Belakangan ini, muncul lagi kosakata-kosakata baru dalam dunia pergaulan anak muda di Indonesia, terutama do kota-kota besar seperti Jakarta. Beberapa waktu lalu muncul kata "kamseupay" yang merupakan bahasa prokem era 1980-an dan kemudian dipopularkan kembali oleh selebriti Marrisa Haque, yang merupakan hinaan sangat rendah pada seseorang (atau merupakan akronim dari "kampungan sekali, udik, payah"). Namun dalam perkembangannya, makna kata ini bergeser menjadi semakin luas. Bahkan, orang yang marah karena komputer jinjingnya bermasalah pun berkata "ah, kamseupay nih laptop." Saya telah menyinggung ini dalam tulisan yang berjudul "Ayu Ting-ting, Kamseupay, dan Sub-Altern." Kemunculan kosakata-kosakata "aneh" seperti ini menandakan kebosanan masyarakat bahasa yang baku. Dalam skala yang lebih besar, hal-hal yang nyleneh seperti ini merupakan perlawanan terhadap kemapanan. Ini terjadi pada komunitas-komunitas sub-altern atau komunitas yang dipinggirkan, seperti anak punk, komunitas homoseksual, anak jalanan, dan lain-lain.

Bahasa gaul yang sempat popular adalah bahasa prokem yang yang berkembang pada era 1980-an. Kata "prokem" sendiri berarti preman, karena pada waktu itu dikenal sebagai bahasa preman atau anak jalanan. Selain itu ada juga kata "bokap" atau "nyokap" yang kebanyakan merupakan turunan dari Bahasa Betawi. Formula standar bahasa "prokem" adalah menghilangkan dua huruf terakhir pada suatu kata dan menambahkan sisipan -ok- setelah huruf pertama (misalnya "bapak" manjadi "bokap" dan "preman" menjadi "prokem").
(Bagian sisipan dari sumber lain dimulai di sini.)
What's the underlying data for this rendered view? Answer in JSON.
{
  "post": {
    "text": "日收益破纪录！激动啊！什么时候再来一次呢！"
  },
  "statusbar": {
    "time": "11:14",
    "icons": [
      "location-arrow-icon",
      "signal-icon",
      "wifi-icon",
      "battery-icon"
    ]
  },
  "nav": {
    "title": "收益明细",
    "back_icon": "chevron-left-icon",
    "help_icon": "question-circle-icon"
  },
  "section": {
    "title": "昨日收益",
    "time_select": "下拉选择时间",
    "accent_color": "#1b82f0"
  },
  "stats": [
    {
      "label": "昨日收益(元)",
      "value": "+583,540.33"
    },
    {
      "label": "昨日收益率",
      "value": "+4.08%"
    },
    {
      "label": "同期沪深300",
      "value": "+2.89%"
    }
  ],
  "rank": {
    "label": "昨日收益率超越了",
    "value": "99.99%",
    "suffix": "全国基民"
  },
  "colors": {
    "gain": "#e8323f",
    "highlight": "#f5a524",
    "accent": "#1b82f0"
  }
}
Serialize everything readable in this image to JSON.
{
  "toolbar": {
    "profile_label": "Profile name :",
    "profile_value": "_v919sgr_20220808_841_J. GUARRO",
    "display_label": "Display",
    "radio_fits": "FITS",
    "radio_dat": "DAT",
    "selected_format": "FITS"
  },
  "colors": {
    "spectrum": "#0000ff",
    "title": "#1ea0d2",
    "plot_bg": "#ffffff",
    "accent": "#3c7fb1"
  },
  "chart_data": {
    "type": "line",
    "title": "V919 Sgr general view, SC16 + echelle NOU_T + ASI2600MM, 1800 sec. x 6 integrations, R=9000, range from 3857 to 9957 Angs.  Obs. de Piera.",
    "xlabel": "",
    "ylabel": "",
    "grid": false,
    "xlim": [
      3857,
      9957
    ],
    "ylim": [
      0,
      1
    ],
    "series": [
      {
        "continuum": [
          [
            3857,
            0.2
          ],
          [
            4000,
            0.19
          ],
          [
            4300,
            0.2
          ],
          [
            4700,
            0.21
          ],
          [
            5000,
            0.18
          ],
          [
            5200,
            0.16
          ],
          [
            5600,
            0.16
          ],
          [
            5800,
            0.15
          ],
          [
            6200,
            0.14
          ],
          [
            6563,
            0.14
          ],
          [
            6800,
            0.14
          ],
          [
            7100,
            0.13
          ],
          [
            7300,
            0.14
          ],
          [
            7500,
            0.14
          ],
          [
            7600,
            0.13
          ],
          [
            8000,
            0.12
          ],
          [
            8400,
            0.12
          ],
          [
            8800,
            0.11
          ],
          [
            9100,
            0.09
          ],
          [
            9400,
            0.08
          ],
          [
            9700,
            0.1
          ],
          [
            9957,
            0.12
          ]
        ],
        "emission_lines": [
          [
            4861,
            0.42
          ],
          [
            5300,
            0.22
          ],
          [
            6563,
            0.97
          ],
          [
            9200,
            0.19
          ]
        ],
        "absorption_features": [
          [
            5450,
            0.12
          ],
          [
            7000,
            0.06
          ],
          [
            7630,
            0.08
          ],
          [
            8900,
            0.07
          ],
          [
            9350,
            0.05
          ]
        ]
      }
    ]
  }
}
Namun formula ini tidak baku, karena ada banyak kata-kata prokem yang tidak mengikuti formula ini. Sekitar era 1990-an, kita mengenal bahasa gaul yang popular di kalangan waria dan kemudian dikamuskan oleh selebriti Debby Sahertian, misalnya "akika mawar makarena, begindang" (aku mau makan, begitu). Banyak kata-kata dari bahasa gaul tersebut yang sudah tidak popular lagi, tetapi ada beberapa kata yang masih sering digunakan sampai sekarang, seperti "begindang" (bagitu), "cucok" (cocok), "lambreta" (lama, lambat), "jijay" (jijik), "nepsong" (nafsu), dan lain-lain. Formula bahasa gaul ini lebih tidak jelas, karena kata-kata baku "diperkosa" dengan mengucapkan seenaknya atau sekenanya saja. Setelah itu bermunculan berbagai kosakata, yang jika kita tidak mengikuti perkembangan di dunia anak muda dan dunia maya, tidak kita mengerti. Banyak kata-kata yang dipolularkan oleh selebriti, misalnya "ember" (memang) yang dipopularkan oleh Titi DJ, "meneketehe" (mana ku tahu) oleh Tora Sudiro, "katrok" (kampungan, norak) oleh Tukul Arwana, "lebay" (berlebihan) oleh Ruben Onsu atau Olga Syahputra. Kemudian ada juga kata-kata dalam Bahasa Indonesia baku yang dipelestkan maknanya sedemikian rupa hingga meluas dan kabur, seperti kata "secara," "galau," dan "sesuatu."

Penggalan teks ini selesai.